Say what? We saw the same movie. I am a liberal who has found more than his share of the Dark Side in seemingly innocent films. But in my naïveté I attended “Secretariat” and saw a straightforward, lovingly crafted film about a great horse and the determined woman who backed him against a posse of men who thought she should get her pretty little ass off the horse farm and get back to raisin’ those kids and darnin’ those socks.
O’Hehir’s review is a cri de coeur against evil in the shape of a film. While showing how this woman “lucks into owning a genetic freak,” he says the film papers over all of the historic wrongs in American history, including those of its own period: “The year Secretariat won the Triple Crown was the year the Vietnam War ended and the Watergate hearings began.” It is “creepy, half-hilarious master-race propaganda almost worthy of Leni Riefenstahl,” he writes, about how “all right-thinking Americans are united in their adoration of a Nietzschean Überhorse.” In fact, “Big Red himself is a big, handsome MacGuffin, symbolic window dressing for a quasi-inspirational fantasia of American whiteness and power.”
I’m not making this up.
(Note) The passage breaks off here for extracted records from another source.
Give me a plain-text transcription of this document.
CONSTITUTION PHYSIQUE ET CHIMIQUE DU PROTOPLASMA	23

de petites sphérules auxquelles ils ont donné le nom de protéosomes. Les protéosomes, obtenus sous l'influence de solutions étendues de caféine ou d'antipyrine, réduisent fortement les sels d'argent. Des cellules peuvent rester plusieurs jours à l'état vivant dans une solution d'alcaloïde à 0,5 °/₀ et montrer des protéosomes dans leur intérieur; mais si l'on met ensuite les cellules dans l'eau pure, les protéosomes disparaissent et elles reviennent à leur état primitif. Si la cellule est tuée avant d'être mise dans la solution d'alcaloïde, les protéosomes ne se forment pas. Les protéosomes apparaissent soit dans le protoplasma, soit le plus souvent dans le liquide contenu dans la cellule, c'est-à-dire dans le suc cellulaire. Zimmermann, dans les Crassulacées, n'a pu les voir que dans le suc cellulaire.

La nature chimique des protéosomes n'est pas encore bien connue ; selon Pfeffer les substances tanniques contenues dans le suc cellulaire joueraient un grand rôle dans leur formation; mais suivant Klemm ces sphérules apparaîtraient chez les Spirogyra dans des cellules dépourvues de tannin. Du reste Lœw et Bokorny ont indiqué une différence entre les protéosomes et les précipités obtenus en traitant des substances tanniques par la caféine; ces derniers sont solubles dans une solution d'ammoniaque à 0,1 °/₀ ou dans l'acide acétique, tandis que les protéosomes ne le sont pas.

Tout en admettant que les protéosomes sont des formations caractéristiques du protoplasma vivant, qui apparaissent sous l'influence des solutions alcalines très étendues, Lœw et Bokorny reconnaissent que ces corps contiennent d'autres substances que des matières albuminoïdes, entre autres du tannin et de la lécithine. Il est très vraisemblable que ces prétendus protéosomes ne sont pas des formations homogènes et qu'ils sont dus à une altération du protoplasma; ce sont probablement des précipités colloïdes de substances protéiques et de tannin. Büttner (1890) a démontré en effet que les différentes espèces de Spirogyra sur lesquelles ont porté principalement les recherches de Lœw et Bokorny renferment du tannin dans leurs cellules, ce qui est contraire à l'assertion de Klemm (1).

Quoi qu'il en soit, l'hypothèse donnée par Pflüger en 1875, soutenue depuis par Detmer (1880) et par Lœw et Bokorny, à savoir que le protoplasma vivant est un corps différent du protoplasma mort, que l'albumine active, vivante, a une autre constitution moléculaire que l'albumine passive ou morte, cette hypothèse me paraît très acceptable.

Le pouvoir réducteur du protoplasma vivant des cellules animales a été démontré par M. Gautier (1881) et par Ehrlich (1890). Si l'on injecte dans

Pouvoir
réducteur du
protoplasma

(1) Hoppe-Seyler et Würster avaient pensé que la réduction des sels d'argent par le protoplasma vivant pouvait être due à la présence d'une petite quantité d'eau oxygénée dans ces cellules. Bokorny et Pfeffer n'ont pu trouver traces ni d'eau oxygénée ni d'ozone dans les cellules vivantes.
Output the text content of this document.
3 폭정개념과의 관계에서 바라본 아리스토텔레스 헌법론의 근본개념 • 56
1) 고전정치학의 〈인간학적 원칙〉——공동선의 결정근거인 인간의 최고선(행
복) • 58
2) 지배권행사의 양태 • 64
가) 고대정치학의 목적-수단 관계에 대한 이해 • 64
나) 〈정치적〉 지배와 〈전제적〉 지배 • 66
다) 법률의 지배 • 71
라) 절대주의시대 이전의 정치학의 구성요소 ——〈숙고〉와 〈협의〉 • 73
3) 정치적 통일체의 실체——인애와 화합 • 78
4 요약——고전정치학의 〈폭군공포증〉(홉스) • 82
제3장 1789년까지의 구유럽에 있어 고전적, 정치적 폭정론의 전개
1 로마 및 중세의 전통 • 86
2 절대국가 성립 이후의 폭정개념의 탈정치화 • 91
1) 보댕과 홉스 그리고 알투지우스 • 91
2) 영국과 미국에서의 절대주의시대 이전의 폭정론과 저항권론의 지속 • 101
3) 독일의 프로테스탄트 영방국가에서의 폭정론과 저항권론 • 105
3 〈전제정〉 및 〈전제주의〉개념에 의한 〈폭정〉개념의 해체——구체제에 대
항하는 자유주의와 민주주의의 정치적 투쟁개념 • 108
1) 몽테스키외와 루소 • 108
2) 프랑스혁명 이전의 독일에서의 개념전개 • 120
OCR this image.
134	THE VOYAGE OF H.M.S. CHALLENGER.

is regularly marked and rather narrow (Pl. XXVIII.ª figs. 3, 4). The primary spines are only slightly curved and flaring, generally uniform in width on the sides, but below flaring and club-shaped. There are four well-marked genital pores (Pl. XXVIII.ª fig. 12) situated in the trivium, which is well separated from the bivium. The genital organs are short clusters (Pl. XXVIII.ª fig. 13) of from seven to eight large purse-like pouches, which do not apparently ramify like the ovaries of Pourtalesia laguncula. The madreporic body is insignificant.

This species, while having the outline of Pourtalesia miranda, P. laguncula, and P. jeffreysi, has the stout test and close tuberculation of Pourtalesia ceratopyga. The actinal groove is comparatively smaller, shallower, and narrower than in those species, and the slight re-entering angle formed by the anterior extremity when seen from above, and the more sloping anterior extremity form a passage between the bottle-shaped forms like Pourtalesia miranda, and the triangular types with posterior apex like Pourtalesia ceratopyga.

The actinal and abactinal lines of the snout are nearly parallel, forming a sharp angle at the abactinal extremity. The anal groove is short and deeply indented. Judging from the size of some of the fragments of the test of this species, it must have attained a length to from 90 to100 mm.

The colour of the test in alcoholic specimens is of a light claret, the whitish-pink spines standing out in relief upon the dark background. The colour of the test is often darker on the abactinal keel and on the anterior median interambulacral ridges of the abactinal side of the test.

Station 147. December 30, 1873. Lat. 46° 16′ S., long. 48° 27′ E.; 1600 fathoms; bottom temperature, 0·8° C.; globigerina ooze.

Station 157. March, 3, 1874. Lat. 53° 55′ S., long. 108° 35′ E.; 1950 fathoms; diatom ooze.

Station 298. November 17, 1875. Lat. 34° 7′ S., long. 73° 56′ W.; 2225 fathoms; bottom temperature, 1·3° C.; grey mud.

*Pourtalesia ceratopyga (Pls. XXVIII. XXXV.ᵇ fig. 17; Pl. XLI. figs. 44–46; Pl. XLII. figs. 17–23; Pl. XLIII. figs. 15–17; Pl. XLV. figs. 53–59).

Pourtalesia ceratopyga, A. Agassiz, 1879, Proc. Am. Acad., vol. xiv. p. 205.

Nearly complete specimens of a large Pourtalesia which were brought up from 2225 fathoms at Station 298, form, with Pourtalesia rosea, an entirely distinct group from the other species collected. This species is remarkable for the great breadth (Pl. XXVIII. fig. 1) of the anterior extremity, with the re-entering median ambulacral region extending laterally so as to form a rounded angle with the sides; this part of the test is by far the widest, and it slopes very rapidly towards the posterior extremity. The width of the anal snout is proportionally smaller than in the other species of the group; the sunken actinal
How did a lifelong liberal like myself manage to leave peacefully at the end, instead of organizing the audience and leading a demonstration right then and there?
O’Hehir’s reading is wildly eccentric, and commits a logical error best outlined as: A is evil because it does not acknowledge B. Or perhaps: Although A and B are represented as separate circles, they should overlap.